Тогда, в далеком 1945 году, это возымело для нее прежде всего неожиданные внелитературные последствия. Политически злободневная, насыщенная фактографией книга была приобщена к вещественным доказательствам, фигурировавшим на процессе главных военных преступников. А сама Шмаглевская вызывалась в Нюрнберг в качестве свидетеля обвинения. Ее содержательное, эмоциональное выступление было одним из самых запоминающихся эпизодов процесса и получило отражение в мировой прессе, а позже в ряде польских и зарубежных изданий, посвященных работе МВТ. Так, например, С. Т. Кузьмин, представлявший в Нюрнберге Чрезвычайную государственную комиссию по расследованию немецко-фашистских злодеяний, в своей книге «Сроку давности не подлежит» (1985) подробно описывает незабываемый для него диалог между советским обвинителем Л. Н. Смирновым и Севериной Шмаглевской, в ходе которого свидетельница с гневом и болью нарисовала потрясающую картину систематического уничтожения в Освенциме детей, в том числе только что рожденных младенцев. «Зал затих, – завершает свое описание мемуарист. – Наступили минуты оцепенения от возгласа этого скорбящего материнского сердца.
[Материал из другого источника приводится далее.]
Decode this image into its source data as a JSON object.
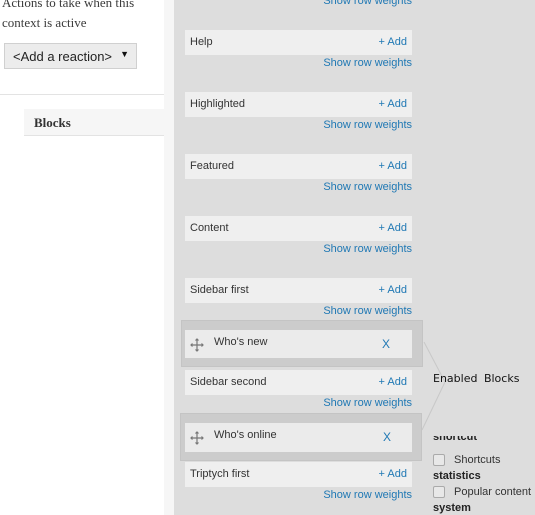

Опущены были глаза и головы убийц».
Книга «Дым над Биркенау» вызвала огромный интерес на родине автора, где от гитлеровской оккупации так или иначе пострадала буквально каждая семья. Ее с энтузиазмом встретила польская критика. До войны имя Шмаглевской было знакомо лишь читателям провинциальной газеты «Глос Трыбунальски», где она дебютировала как новеллистка, а затем слушателям детских передач Польского радио. Теперь пришла литературная слава, вскоре перешагнувшая пределы Польши по мере увеличения числа переводов на иностранные языки.
Заинтересованность книгой за рубежом не была случайной. Кто-то образно выразился, что Освенцим в годы войны был пригородом Варшавы. Судя по национальному составу узников, этот концлагерь можно назвать пригородом большинства европейских столиц, а также менее именитых городов и селений. Оккупационный режим в странах Европы не всюду был внешне одинаково жестким. В Освенциме нацизм выступал без маски. Здесь все европейцы, независимо от гражданства, лишались малейших прав, малейшей надежды выжить. Льготами пользовались только заключенные из уголовников-рецидивистов, которых эсэсовцы охотно брали в подручные.
Видный польский прозаик Вильгельм Мах назвал книгу «Дым над Биркенау» «самой трудной победой» автора, имея в виду трудности преодоления психологического барьера при добровольном мысленном возвращении в «зону смерти», под удары палок озверевших гитлеровцев и капо. На дальнейшем писательском пути Северины Шмаглевской не одна такая трудная победа: романы «Грядет погожий день» (1960), «Крик ветра» (1965), рассказы на ту же лагерную тему, составленная ею, снабженная содержательным предисловием и комментариями антология «Тюремная решетка» (1964). Но, пожалуй, с наибольшими сложностями творческого характера довелось столкнуться писательнице, когда создавался роман «Невиновные в Нюрнберге».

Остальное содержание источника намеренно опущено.